| Annette Rößler |
| 20.05.2026 18:00 Uhr |
Anders als der deutsche Name vermuten lässt, sind die Läsionen bei Alopecia areata nicht immer kreisrund. Meistens sind sie jedoch scharf umgrenzt. / © Adobe Stock/AliciaFdez
Die Alopecia areata (AA) ist eine chronische immunvermittelte Erkrankung, bei der es in umschriebenen Arealen zu Haarausfall kommt. Die Ausdehnung reicht von kleinen haarlosen Arealen auf der Kopfhaut bis zum vollständigen Verlust der Kopf- und Körperhaare. Der Verlauf ist unvorhersehbar und variabel. So kann es im Laufe der Zeit zu Schüben, zur spontanen Remission oder auch zu einem Fortbestehen von ausgeprägter Haarlosigkeit kommen.
Die Ursache der AA ist noch nicht vollständig geklärt. Laut der wichtigsten Hypothese ist es ein komplexes Zusammenspiel zwischen (epi)genetischer Prädisposition und vermuteten auslösenden Faktoren wie Virusinfektionen, physischem oder emotionalem Stress. In der Folge kommt es zu einer regionalen Hochregulierung der Zytokinproduktion, wodurch das sogenannte Immunprivileg des Haarfollikels zusammenbricht.
Was es damit auf sich hat, erklärt Professor Dr. Ulrike Blume-Peytavi von der Berliner Charité, die Koordinatorin der neuen S3-Leitlinie, in einer Pressemitteilung der Deutschen Dermatologischen Gesellschaft (DDG): »In einigen wenigen Geweben und Organen im menschlichen Körper, zum Beispiel dem Haarfollikel, ist zum Selbstschutz die Immunantwort herabgesetzt.
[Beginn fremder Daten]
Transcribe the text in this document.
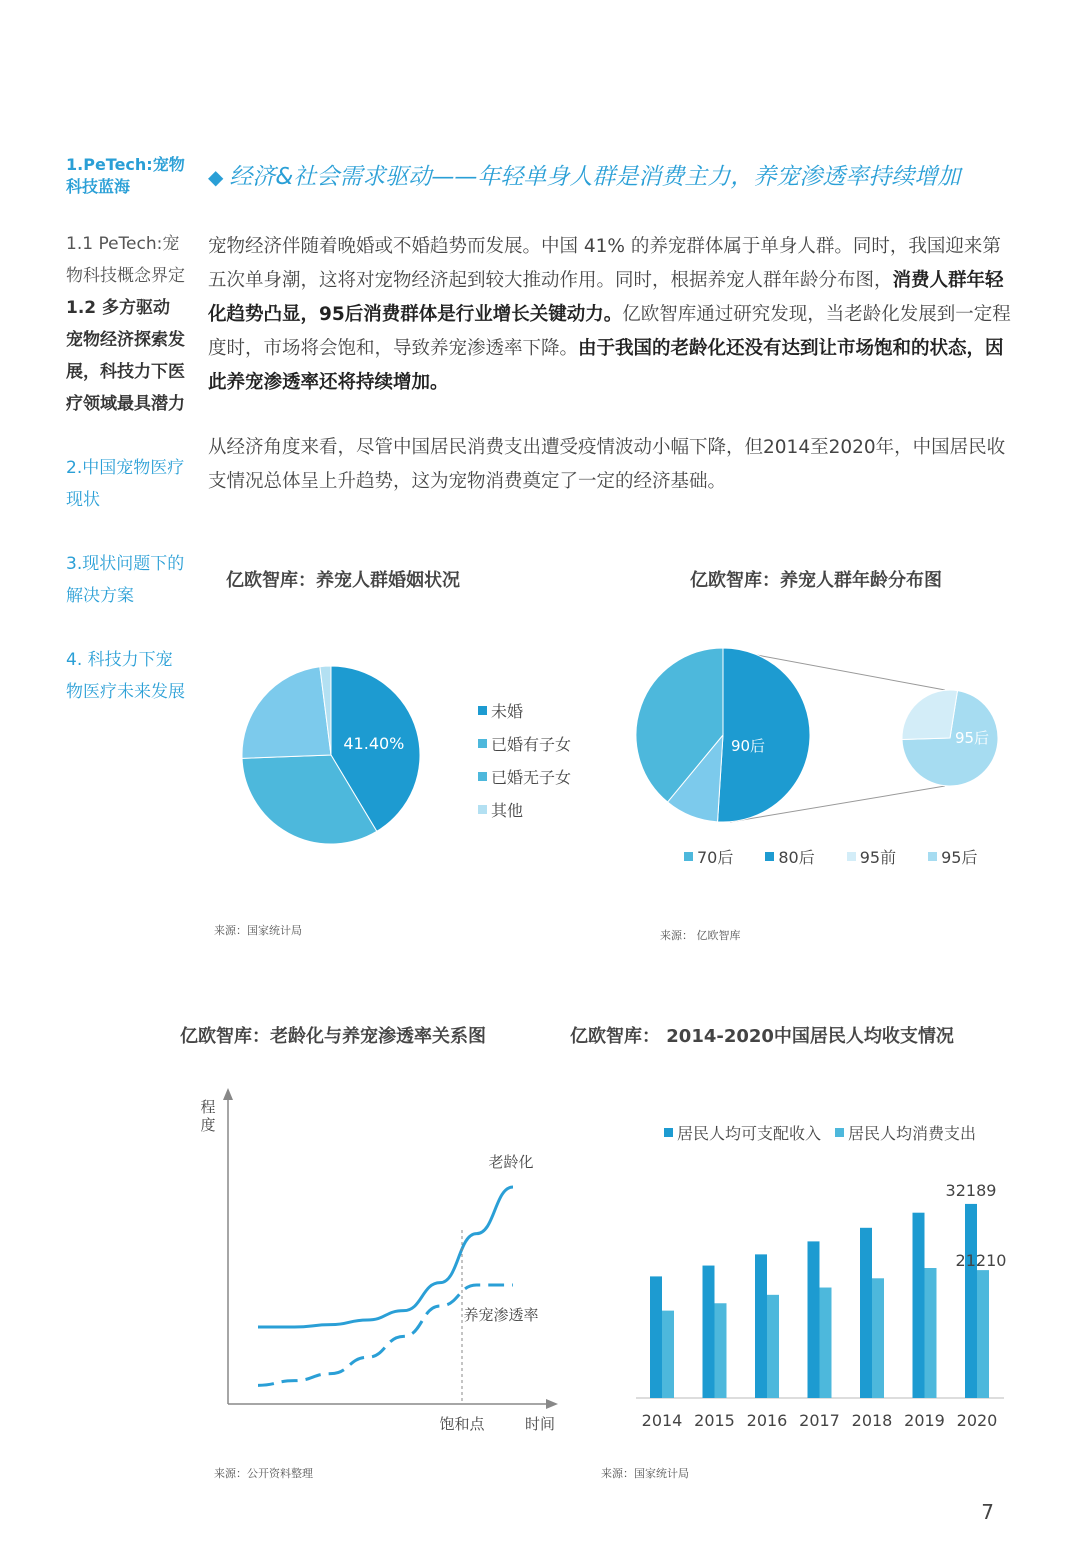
1.PeTech:宠物科技蓝海
1.1 PeTech:宠物科技概念界定
1.2 多方驱动宠物经济探索发展，科技力下医疗领域最具潜力
2.中国宠物医疗现状
3.现状问题下的解决方案
4. 科技力下宠物医疗未来发展
◆ 经济&社会需求驱动——年轻单身人群是消费主力，养宠渗透率持续增加
宠物经济伴随着晚婚或不婚趋势而发展。中国 41% 的养宠群体属于单身人群。同时，我国迎来第五次单身潮，这将对宠物经济起到较大推动作用。同时，根据养宠人群年龄分布图，消费人群年轻化趋势凸显，95后消费群体是行业增长关键动力。亿欧智库通过研究发现，当老龄化发展到一定程度时，市场将会饱和，导致养宠渗透率下降。由于我国的老龄化还没有达到让市场饱和的状态，因此养宠渗透率还将持续增加。
从经济角度来看，尽管中国居民消费支出遭受疫情波动小幅下降，但2014至2020年，中国居民收支情况总体呈上升趋势，这为宠物消费奠定了一定的经济基础。
亿欧智库：养宠人群婚姻状况
41.40%
未婚
已婚有子女
已婚无子女
其他
来源：国家统计局
亿欧智库：养宠人群年龄分布图
90后	95后
70后	80后	95前	95后
来源： 亿欧智库
亿欧智库：老龄化与养宠渗透率关系图
程
度
时间
老龄化
养宠渗透率
饱和点
来源：公开资料整理
亿欧智库： 2014-2020中国居民人均收支情况
居民人均可支配收入 居民人均消费支出
2014 2015 2016 2017 2018 2019 2020
32189
21210
来源：国家统计局
7
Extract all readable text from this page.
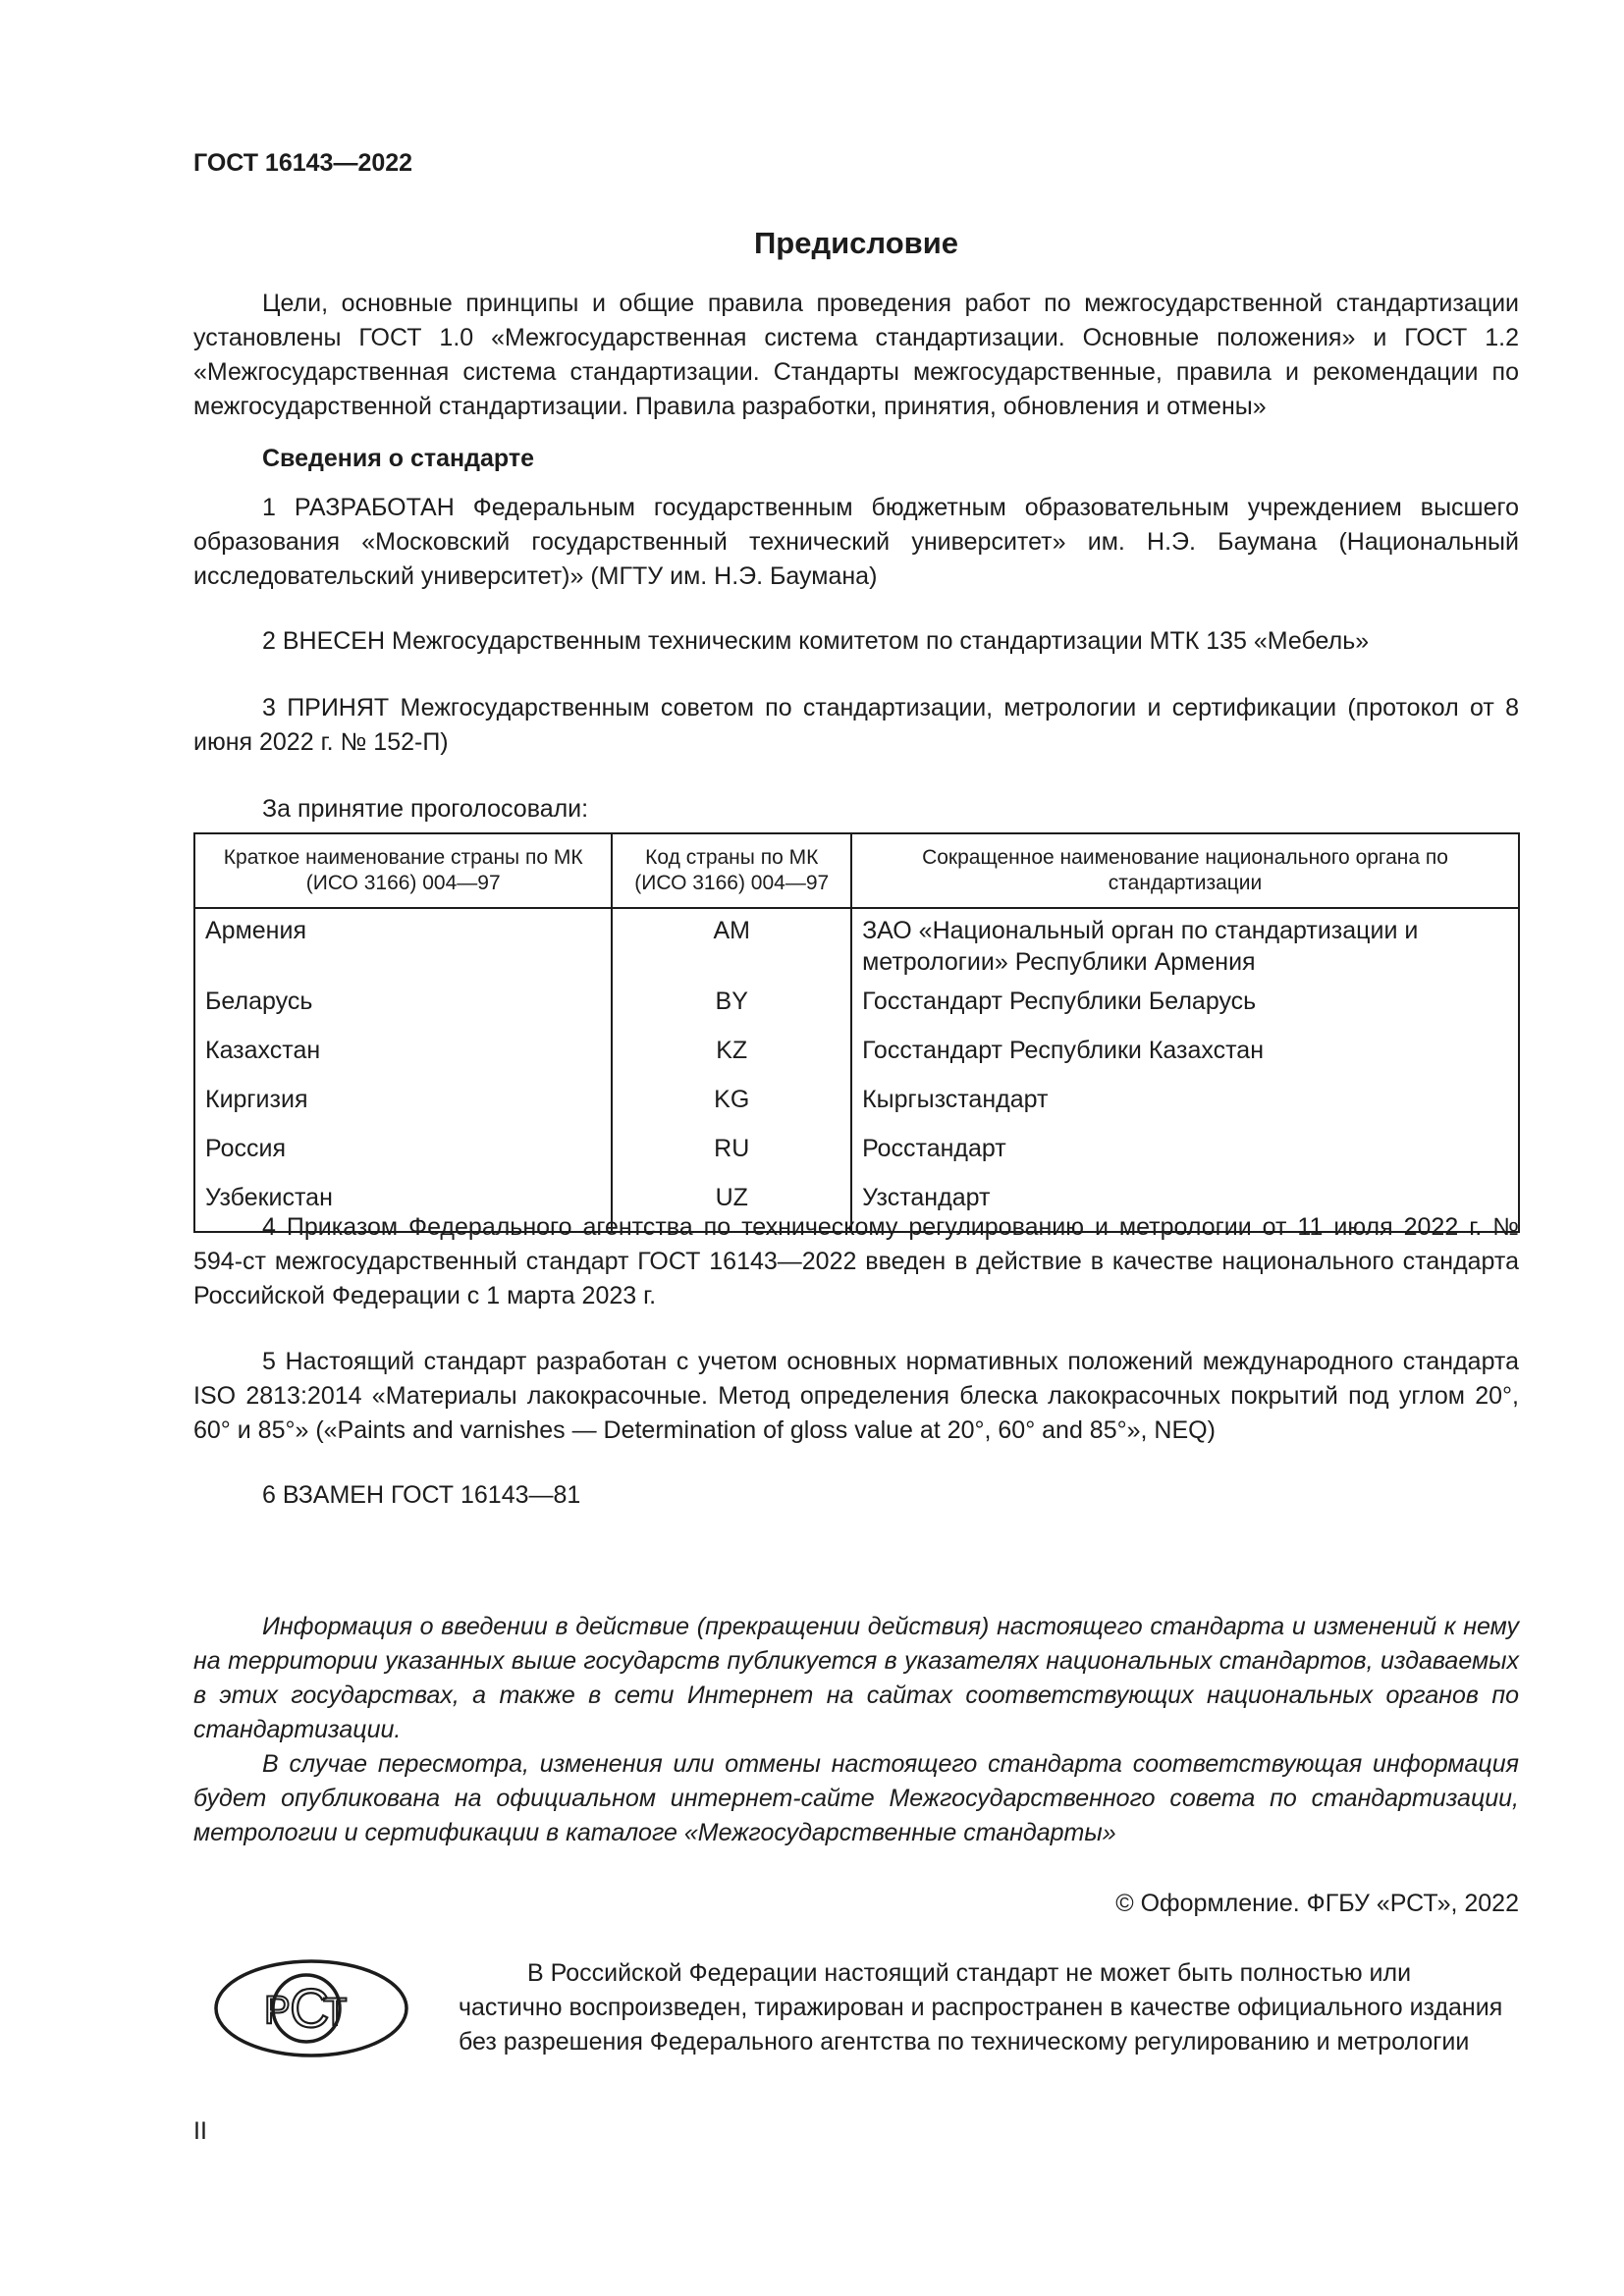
ГОСТ 16143—2022
Предисловие

Цели, основные принципы и общие правила проведения работ по межгосударственной стандартизации установлены ГОСТ 1.0 «Межгосударственная система стандартизации. Основные положения» и ГОСТ 1.2 «Межгосударственная система стандартизации. Стандарты межгосударственные, правила и рекомендации по межгосударственной стандартизации. Правила разработки, принятия, обновления и отмены»

Сведения о стандарте

1 РАЗРАБОТАН Федеральным государственным бюджетным образовательным учреждением высшего образования «Московский государственный технический университет» им. Н.Э. Баумана (Национальный исследовательский университет)» (МГТУ им. Н.Э. Баумана)

2 ВНЕСЕН Межгосударственным техническим комитетом по стандартизации МТК 135 «Мебель»

3 ПРИНЯТ Межгосударственным советом по стандартизации, метрологии и сертификации (протокол от 8 июня 2022 г. № 152-П)

За принятие проголосовали:

Краткое наименование страны по МК (ИСО 3166) 004—97	Код страны по МК (ИСО 3166) 004—97	Сокращенное наименование национального органа по стандартизации
Армения	AM	ЗАО «Национальный орган по стандартизации и метрологии» Республики Армения
Беларусь	BY	Госстандарт Республики Беларусь
Казахстан	KZ	Госстандарт Республики Казахстан
Киргизия	KG	Кыргызстандарт
Россия	RU	Росстандарт
Узбекистан	UZ	Узстандарт

4 Приказом Федерального агентства по техническому регулированию и метрологии от 11 июля 2022 г. № 594-ст межгосударственный стандарт ГОСТ 16143—2022 введен в действие в качестве национального стандарта Российской Федерации с 1 марта 2023 г.

5 Настоящий стандарт разработан с учетом основных нормативных положений международного стандарта ISO 2813:2014 «Материалы лакокрасочные. Метод определения блеска лакокрасочных покрытий под углом 20°, 60° и 85°» («Paints and varnishes — Determination of gloss value at 20°, 60° and 85°», NEQ)

6 ВЗАМЕН ГОСТ 16143—81

Информация о введении в действие (прекращении действия) настоящего стандарта и изменений к нему на территории указанных выше государств публикуется в указателях национальных стандартов, издаваемых в этих государствах, а также в сети Интернет на сайтах соответствующих национальных органов по стандартизации.

В случае пересмотра, изменения или отмены настоящего стандарта соответствующая информация будет опубликована на официальном интернет-сайте Межгосударственного совета по стандартизации, метрологии и сертификации в каталоге «Межгосударственные стандарты»

© Оформление. ФГБУ «РСТ», 2022
Р С
Т

В Российской Федерации настоящий стандарт не может быть полностью или частично воспроизведен, тиражирован и распространен в качестве официального издания без разрешения Федерального агентства по техническому регулированию и метрологии

II
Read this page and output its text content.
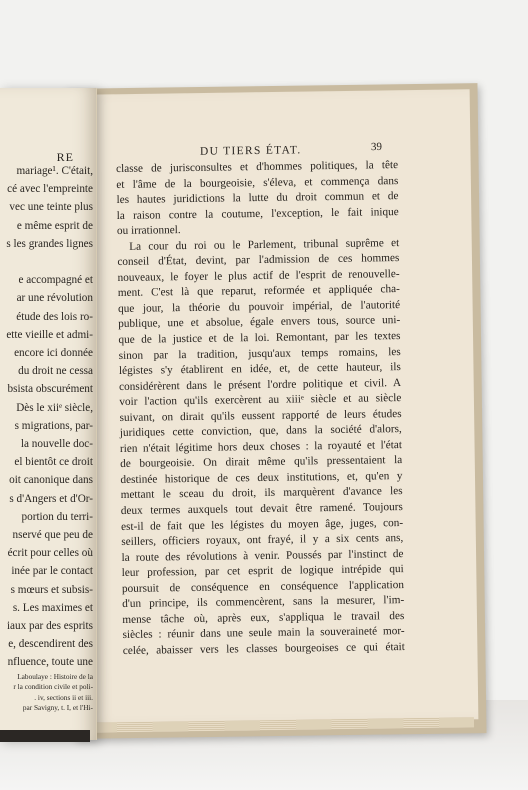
DU TIERS ÉTAT.	39
classe de jurisconsultes et d'hommes politiques, la tête
et l'âme de la bourgeoisie, s'éleva, et commença dans
les hautes juridictions la lutte du droit commun et de
la raison contre la coutume, l'exception, le fait inique
ou irrationnel.
La cour du roi ou le Parlement, tribunal suprême et
conseil d'État, devint, par l'admission de ces hommes
nouveaux, le foyer le plus actif de l'esprit de renouvelle-
ment. C'est là que reparut, reformée et appliquée cha-
que jour, la théorie du pouvoir impérial, de l'autorité
publique, une et absolue, égale envers tous, source uni-
que de la justice et de la loi. Remontant, par les textes
sinon par la tradition, jusqu'aux temps romains, les
légistes s'y établirent en idée, et, de cette hauteur, ils
considérèrent dans le présent l'ordre politique et civil. A
voir l'action qu'ils exercèrent au xiiiᵉ siècle et au siècle
suivant, on dirait qu'ils eussent rapporté de leurs études
juridiques cette conviction, que, dans la société d'alors,
rien n'était légitime hors deux choses : la royauté et l'état
de bourgeoisie. On dirait même qu'ils pressentaient la
destinée historique de ces deux institutions, et, qu'en y
mettant le sceau du droit, ils marquèrent d'avance les
deux termes auxquels tout devait être ramené. Toujours
est-il de fait que les légistes du moyen âge, juges, con-
seillers, officiers royaux, ont frayé, il y a six cents ans,
la route des révolutions à venir. Poussés par l'instinct de
leur profession, par cet esprit de logique intrépide qui
poursuit de conséquence en conséquence l'application
d'un principe, ils commencèrent, sans la mesurer, l'im-
mense tâche où, après eux, s'appliqua le travail des
siècles : réunir dans une seule main la souveraineté mor-
celée, abaisser vers les classes bourgeoises ce qui était
RE
mariage¹. C'était,
cé avec l'empreinte
vec une teinte plus
e même esprit de
s les grandes lignes

e accompagné et
ar une révolution
étude des lois ro-
ette vieille et admi-
encore ici donnée
du droit ne cessa
bsista obscurément
Dès le xiiᵉ siècle,
s migrations, par-
la nouvelle doc-
el bientôt ce droit
oit canonique dans
s d'Angers et d'Or-
portion du terri-
nservé que peu de
écrit pour celles où
inée par le contact
s mœurs et subsis-
s. Les maximes et
iaux par des esprits
e, descendirent des
nfluence, toute une
Laboulaye : Histoire de la
r la condition civile et poli-
. iv, sections ii et iii.
par Savigny, t. I, et l'Hi-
Es ist also ein Privileg, dass das Immunsystem hier vermindert wirkt.« Normalerweise fänden sich dort nur einzelne verstreute Immunzellen. Verliert der Haarfollikel sein Immunprivileg, kommt es laut der Leitlinie zu einer Aktivierung autoreaktiver zytotoxischer T-Zellen, die gegen Autoantigene des Haarfollikels gerichtet sind.
In Deutschland sind etwa 170.000 Menschen von AA betroffen und die jährliche Neuerkrankungsrate beträgt etwa 70.000. Eine kausale Therapie gibt es derzeit nicht, die symptomatische Therapie erzielt laut DDG aber bei einem Teil der Betroffenen durchaus gute Erfolge. Eine spontane Remission ist vor allem in den ersten sechs Monaten nach Auftreten einer AA und bei milder, umschriebener Erkrankung möglich, allerdings mit einem Anteil von weniger als 10 Prozent der Patienten selten.
Da die Erkrankung sichtbar ist, erleben viele Betroffene Abwehr und Misstrauen in ihrem sozialen Umfeld – vor allem junge Patienten: »Die Krankheit ist in jedem Alter eine Herausforderung, aber Kinder und Jugendliche sind aus meiner Erfahrung besonders anfällig für psychische Belastung sowie Mobbing und soziale Isolation durch Gleichaltrige«, betont Blume-Peytavi. Betroffene sollen daher gemäß der Leitlinie von Anfang an umfassend über psychosoziale Hilfs- und kosmetische Angebote informiert werden.
Auch der Bart kann von Alopecia areata betroffen sein. / © Getty Images/VioletaStoimenova
Die Schwere der Erkrankung kann mit dem Severity of Alopecia Tool (SALT) ermittelt werden. Der SALT-Score beschreibt den Anteil an Haarverlust auf der Kopfhaut: 0 Prozent Kopfhaarverlust = SALT-Score 0, 100 Prozent Kopfhaarverlust = SALT-Score 100. Auch wenn der SALT-Score Nachteile hat – die psychische Belastung bleibt außen vor und es wird ausschließlich das Kopfhaar berücksichtigt, nicht auch der Bart, die Augenbrauen, Wimpern und andere Körperbehaarung – ist eine Einteilung gemäß SALT-Score üblich. So spricht man von einer milden AA bei einem SALT-Score von 0 bis 24, von einer moderaten AA bei Werten zwischen 25 und 49, von einer schweren AA bei einem SALT-Score zwischen 50 und 74 sowie einer sehr schweren AA bei einem SALT-Score von 75 bis 100.